Após sete anos como um Cavaleiro Cruzado na Terra Santa, John voltou para as terras dos Lambtons. Ao saber da praga que se abatera sobre suas terras, e que ele havia sido a causa de todo o mal, o jovem cavaleiro concluiu que deveria dar fim ao que ele mesmo iniciara. Para tanto consultou uma bruxa, que vivia nas proximidades de Durham, a fim de saber qual o melhor modo para aniquilar aquele mal.
- O seu Demônio deixou Penshaw Hill e agora passa os dias em um rochedo no meio do rio Wear. – Disse a bruxa. - Você deve vestir uma armadura forjada com lâminas e espículas pontiagudas, e esperar pela fera no rochedo para a batalha final! Mas, lembre-se! Após eliminar o mal, você deverá matar a primeira coisa viva que vir a sua frente! E caso não o faça, uma maldição cairá sobre sua família e nenhum Lambton morrerá em sua cama, por nove gerações!

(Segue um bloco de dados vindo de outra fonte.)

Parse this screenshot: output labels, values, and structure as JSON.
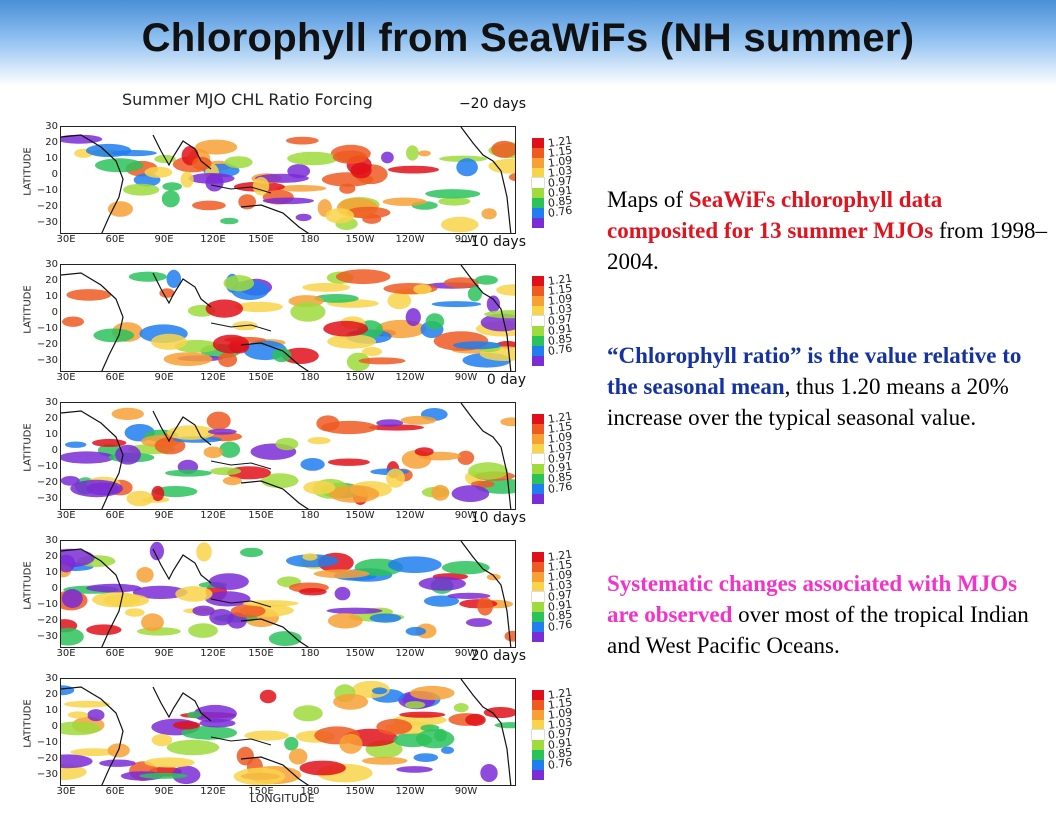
{
  "slide": {
    "title": "Chlorophyll from SeaWiFs (NH summer)"
  },
  "figure": {
    "title": "Summer MJO CHL Ratio Forcing",
    "y_axis_label": "LATITUDE",
    "x_axis_label": "LONGITUDE",
    "y_ticks": [
      "30",
      "20",
      "10",
      "0",
      "−10",
      "−20",
      "−30"
    ],
    "x_ticks": [
      "30E",
      "60E",
      "90E",
      "120E",
      "150E",
      "180",
      "150W",
      "120W",
      "90W"
    ],
    "colorbar": [
      {
        "label": "1.21",
        "color": "#e0101a"
      },
      {
        "label": "1.15",
        "color": "#ef5a22"
      },
      {
        "label": "1.09",
        "color": "#f7a035"
      },
      {
        "label": "1.03",
        "color": "#f8d44a"
      },
      {
        "label": "0.97",
        "color": "#ffffff"
      },
      {
        "label": "0.91",
        "color": "#9fdb3c"
      },
      {
        "label": "0.85",
        "color": "#2bc25a"
      },
      {
        "label": "0.76",
        "color": "#1f7ef0"
      },
      {
        "label": "",
        "color": "#7a2cd6"
      }
    ],
    "panels": [
      {
        "lag": "−20 days"
      },
      {
        "lag": "−10 days"
      },
      {
        "lag": "0 day"
      },
      {
        "lag": "10 days"
      },
      {
        "lag": "20 days"
      }
    ]
  },
  "text": {
    "p1_a": "Maps of ",
    "p1_b": "SeaWiFs chlorophyll data composited for 13 summer MJOs",
    "p1_c": " from 1998–2004.",
    "p2_a": "“Chlorophyll  ratio” is the value relative to the seasonal mean",
    "p2_b": ", thus 1.20 means a 20% increase over the typical seasonal value.",
    "p3_a": "Systematic changes associated with MJOs are observed",
    "p3_b": " over most of the tropical Indian and West Pacific Oceans."
  }
}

A armadura de John foi forjada com aço espanhol utilizando-se as técnicas dos remanescentes Vikings da antiga Northumbria. Em comum acordo com seu pai, ficou determinado que quando John eliminasse a fera ele sopraria sua corneta para que seu pai soltasse seu mais veloz cão de caça, que iria ao seu encontro no rochedo para que fosse sacrificado. Assim os Lambtons estariam livres da maldição da bruxa. Preparado para o combate, o cavaleiro partiu para o rochedo, onde haveria de reencontrar sua criatura. Lá esperou por todo o dia até que à luz dos últimos raios de sol a fera lentamente emergiu das águas, chegando a atingir a altura de dois homens. Pôs-se então em movimento em direção ao rochedo. Sentindo o peso de sua obrigação, John esperou pelo momento correto e deferiu um poderoso golpe com sua espada na cabeça do monstro, que grunhiu ferozmente e, irritado, atirou-se sobre o cavaleiro envolvendo-o em três voltas completas. O corpo musculoso do monstro comprimia o cavaleiro tentando estrangulá-lo, porém quanto mais a fera apertava seu abraço mortal, mais ela se feria nas lâminas e espículas da armadura de John. As águas do rio Wear, daquele ponto em diante, corriam vermelhas. Apesar de bastante enfraquecido, John reuniu suas forças e deferiu um outro poderoso golpe decepando parte do corpo do gigantesco verme, que ao cair no rio, foi levado pelas águas, impedindo assim que a fera se reconstituísse. Vendo que daquela forma poderia eliminar seu demônio o cavaleiro deferiu mais um golpe, e mais um, e mais um! Até a que o monstro mutilado caiu aos seus pés e morto deslizou para as profundezas do rio Wear. Retomando seu fôlego e sentindo o prazer da vitória, John soprou sua corneta. Do alto do Lambton Hall, Edward pôde ouvir o sinal e na euforia do momento, esqueceu-se de soltar seu cão, partindo ele mesmo em direção ao seu vitorioso filho. Ainda sobre o rochedo, John viu seu pai acenando à margem do rio. O olhar do cavaleiro perdeu-se na imagem do eufórico pai. Seu braço enfraquecido deixou cair a espada sobre a rocha, e junto com o monstro, ela se perdeu nas águas escuras do rio. Ele não poderia cumprir sua segunda obrigação. Naquele momento o Cavaleiro John Lambton livrara suas terras do abominável monstro e condenara sua família a nove gerações de uma maldição de dor.